そう語る眞藤社長だからこそ、安東社長をはじめとする経営陣の入れ替えは行わなかった。かつてのドミナント戦略で出店した同一商圏内の一部店舗を、経営効率の面から統廃合することがあったが、後ろ向きなリストラクチャリングも一切行わなかった。その結果、金融機関、取引先の理解を得て債務減免を実現し、14年8月に再生計画を終結させた。民事再生の適用申請からわずか9カ月後のことである。そして15年12月期の業績は、売上高53億9328万円、営業利益3億4223万円の水準まで回復しているのだ。

その再生計画の終結の後に眞藤社長が取り組んだのが、全店舗に自ら足を運び、店長や従業員と直接話をすることだった。その場で眞藤社長がまず強調したのが、最悪の事態を回避できて、これからは安心して働ける環境になったこと。さらに、会社の経営が悪くなるのは、全て経営陣の責任ではないということを説いた。経営陣は1つひとつの店舗の現場のことまで目配りはできない。もしも、現場で何か問題や課題が発生すれば、その改善策を含めて積極的に声に出していくことが、現場を任せられた者の責務となる。

「去年、眞藤社長は全社員に対して動画でのメッセージを送ってくださいました。そこで改めておっしゃったのが『変えてはいけない』ということでした。ただし、変えてはいけないのは、あくまでも自分たちの強みや良さなのです。」

「その一方で、ビジョンメガネを取り巻く環境はどんどん変わっています。自分たちの強みや良さを活かすための変化は常に求められていることを眞藤社長は『裏声』で訴えていらっしゃるわけで、従業員もそのことを理解して実践するようになっています。」

そう話す安東社長が眞藤社長と一緒に進めているのが、販売単価の高額化だ。目下のメガネ市場はロープライスが主戦場となっていて、厳しい競争が繰り広げられている。わざわざ、そこに参戦するのが得策ではないのは自明の理。

むしろ値の張る高級なメガネであれば、利幅が大きいうえに、これまで培ってきた技術力や接客力をフルに活かすことができる。「民事再生の申請時に2万2000円前後だった販売単価は、いまでは3万6000円ほどにアップしています」と安東社長はいう。

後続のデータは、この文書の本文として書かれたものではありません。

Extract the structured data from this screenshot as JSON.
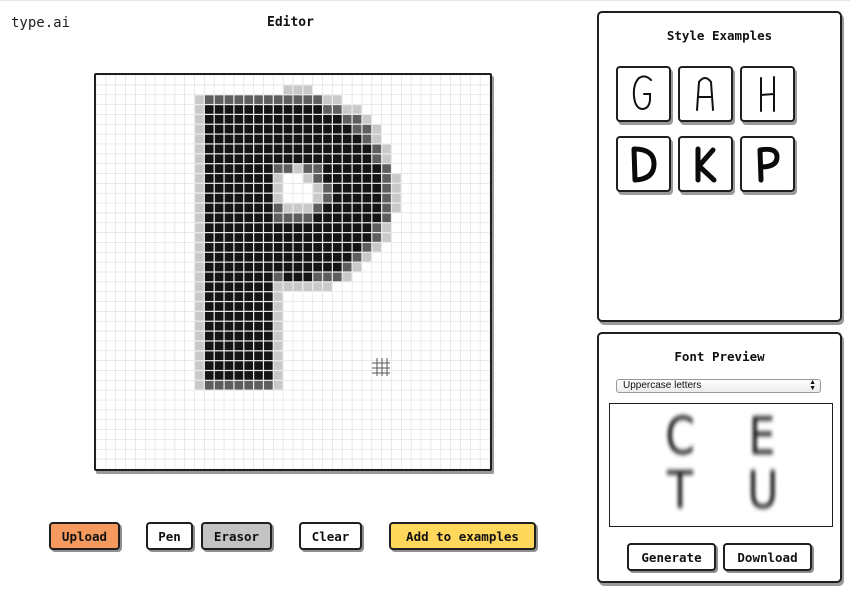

そうした動きをさらに加速させるため、今年3月に大阪・枚方で投入した新業態の店舗が「eyevory(アイボリー)」である。顧客は街中のカフェのような雰囲気のなかで、ゆっくりとメガネを選ぶことができる。「いまはファッション重視の20代、30代の方々のなかにも、掛け心地などで専門家のアドバイスを求めている人が少なからずいて、そうした潜在需要を喚起する拠点になるでしょう」と眞藤社長は期待を寄せる。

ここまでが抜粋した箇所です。